Andy Stott - Luxury Problems

After 2 wonderful EPs last year, especially We Stay Together, Andy Stott cements his reputation as one of the best electronic musicians and producers around.  Luxury Problems takes the pallete laid down by last years works – dark dub ambient techno pumped through a dreamlike haze, with pulsating beats and rhythms weaving their way into the mix as if coming from a distance – and adds in additional vocals.
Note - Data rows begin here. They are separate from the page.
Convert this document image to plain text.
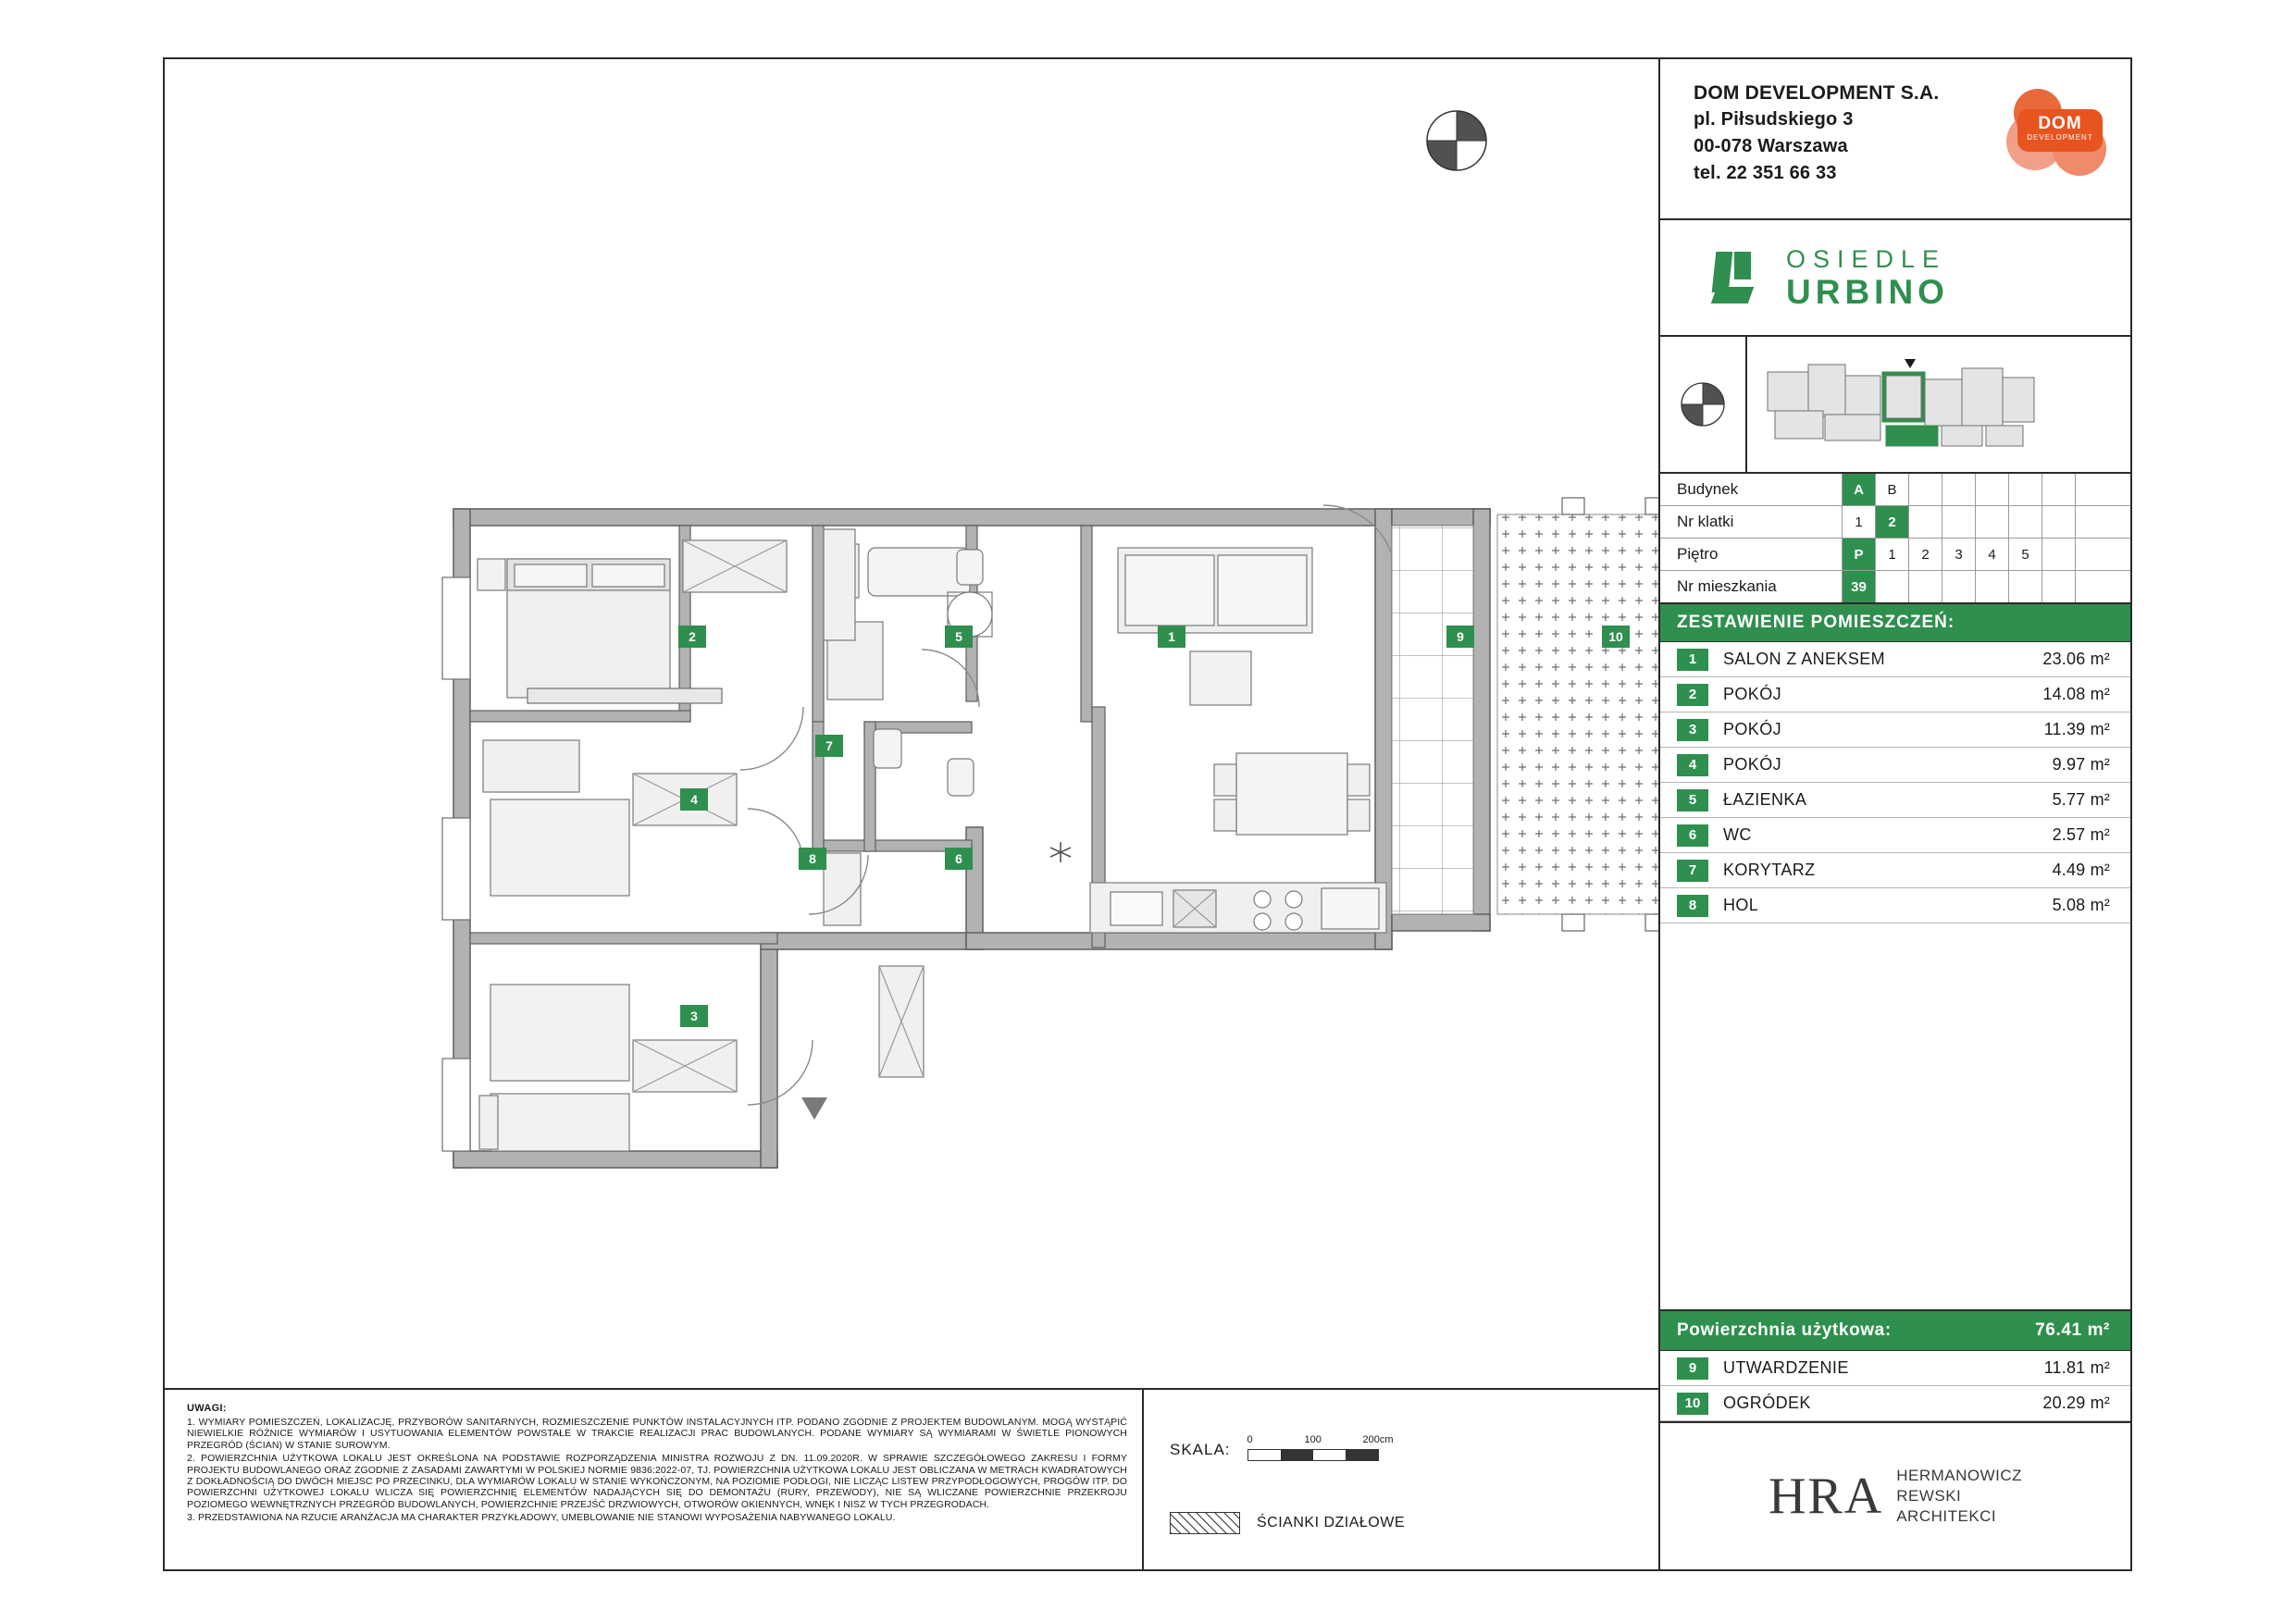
1
2
3
4
5
6
7
8
9	10
UWAGI:

1. WYMIARY POMIESZCZEŃ, LOKALIZACJĘ, PRZYBORÓW SANITARNYCH, ROZMIESZCZENIE PUNKTÓW INSTALACYJNYCH ITP. PODANO ZGODNIE Z PROJEKTEM BUDOWLANYM. MOGĄ WYSTĄPIĆ NIEWIELKIE RÓŻNICE WYMIARÓW I USYTUOWANIA ELEMENTÓW POWSTAŁE W TRAKCIE REALIZACJI PRAC BUDOWLANYCH. PODANE WYMIARY SĄ WYMIARAMI W ŚWIETLE PIONOWYCH PRZEGRÓD (ŚCIAN) W STANIE SUROWYM.

2. POWIERZCHNIA UŻYTKOWA LOKALU JEST OKREŚLONA NA PODSTAWIE ROZPORZĄDZENIA MINISTRA ROZWOJU Z DN. 11.09.2020R. W SPRAWIE SZCZEGÓŁOWEGO ZAKRESU I FORMY PROJEKTU BUDOWLANEGO ORAZ ZGODNIE Z ZASADAMI ZAWARTYMI W POLSKIEJ NORMIE 9836:2022-07, TJ. POWIERZCHNIA UŻYTKOWA LOKALU JEST OBLICZANA W METRACH KWADRATOWYCH Z DOKŁADNOŚCIĄ DO DWÓCH MIEJSC PO PRZECINKU, DLA WYMIARÓW LOKALU W STANIE WYKOŃCZONYM, NA POZIOMIE PODŁOGI, NIE LICZĄC LISTEW PRZYPODŁOGOWYCH, PROGÓW ITP. DO POWIERZCHNI UŻYTKOWEJ LOKALU WLICZA SIĘ POWIERZCHNIĘ ELEMENTÓW NADAJĄCYCH SIĘ DO DEMONTAŻU (RURY, PRZEWODY), NIE SĄ WLICZANE POWIERZCHNIE PRZEKROJU POZIOMEGO WEWNĘTRZNYCH PRZEGRÓD BUDOWLANYCH, POWIERZCHNIE PRZEJŚĆ DRZWIOWYCH, OTWORÓW OKIENNYCH, WNĘK I NISZ W TYCH PRZEGRODACH.

3. PRZEDSTAWIONA NA RZUCIE ARANŻACJA MA CHARAKTER PRZYKŁADOWY, UMEBLOWANIE NIE STANOWI WYPOSAŻENIA NABYWANEGO LOKALU.

SKALA:
0	100	200cm
ŚCIANKI DZIAŁOWE
DOM DEVELOPMENT S.A.
pl. Piłsudskiego 3
00-078 Warszawa
tel. 22 351 66 33
DOM
DEVELOPMENT
OSIEDLE
URBINO
Budynek	A	B
Nr klatki	1	2
Piętro	P	1	2	3	4	5
Nr mieszkania	39
ZESTAWIENIE POMIESZCZEŃ:
1	SALON Z ANEKSEM	23.06 m²
2	POKÓJ	14.08 m²
3	POKÓJ	11.39 m²
4	POKÓJ	9.97 m²
5	ŁAZIENKA	5.77 m²
6	WC	2.57 m²
7	KORYTARZ	4.49 m²
8	HOL	5.08 m²
Powierzchnia użytkowa:	76.41 m²
9	UTWARDZENIE	11.81 m²
10	OGRÓDEK	20.29 m²
HRA HERMANOWICZ
REWSKI
ARCHITEKCI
As one who is always a bit trepitatious about vocals in this type of music, I wasn’t expecting them to work so well here, but Stott uses them as a perfect counterbalance, almost angelic, otherworldly croonings that enhance and complicate the music beneath them.  But for an album that relies so heavily on its production to achieve its intended effect, Luxury Problems is still remarkably controlled and restrained, minimal in all the right ways, yet still dropping killer beats that all combines into an unsettling yet exciting listening experience.  If David Lynch owned a club, this album would be spinning at least once a day.

Favorite Tracks:




7


Frank Ocean - channel ORANGE

As an R&B skeptic, at least of that produced in the last 10-12 years, and a hater of what little I'd heard of the Odd Future crew, specifically Tyler, The Creator's abominable Goblin, I fully expected the hype behind channel ORANGE to  be just that, pure hype.  But my first few listens left me both intrigued and confused by what I’d heard – it was hysterical and offbeat, but so scattershot yet ambitious that it was difficult to determine how much of my appreciation was due to the sheer oddity of the thing and how much due to the sheer oddity actually being what was so damn brilliant about it.  The juxtaposition of the absurd and the real, the satirical and the raw, the comic and the tragic all work to build a mythic portrait of the African American experience amongst poverty and riches – super rich stoner kids running out of Lucky charms banging up against a mom who can’t afford to send her kid to a prom without missing a bit.  The flurry of absurdities and non-sequitars - stage-diving dalai lamas, cheetahs kidnapping Cleopatra, odes to Forrest Gump, among others - serves to create an immensely amusing album that can at times be just as emotionally mature, sonically adventurous and socially aware as it is just downright silly.  Whatever channel ORANGE is or isn't, it's probably the most fun I've had with an album all year and one I end up playing at least a few times every time I return to it.

Favorite Tracks:




6


Lamps - Under the Water Under the Ground

2012 was a year for guitars and The Lamps, a band I’d never even heard of more than a few months ago, are certainly one of the exciting guitar-driven rock bands I’ve discovered recently.  Under the Water Under the Ground takes the garage rock sound and absolutely shreds it with blistering outbursts of noise and feedback, its harsh angular guitars constantly churning, accumulating a speed and momentum that only come to a crashing halt at the album’s finish.  There’s not much in terms of complexity to The Lamps’ sound, but there is a fury and immediacy that is tough to match and an intelligent yet intuitive use of noise, not only as a more aggressive extension of the song’s ideas, but as a form of transition that takes the song to a totally different place.  It’s really only an album for hardcore fans of noise rock, but if that’s what you’re looking for, The Lamps deliver in spades.

Favorite Tracks:




5


Godspeed You! Black Emperor - 'Allelujah! Don't Bend! Ascend!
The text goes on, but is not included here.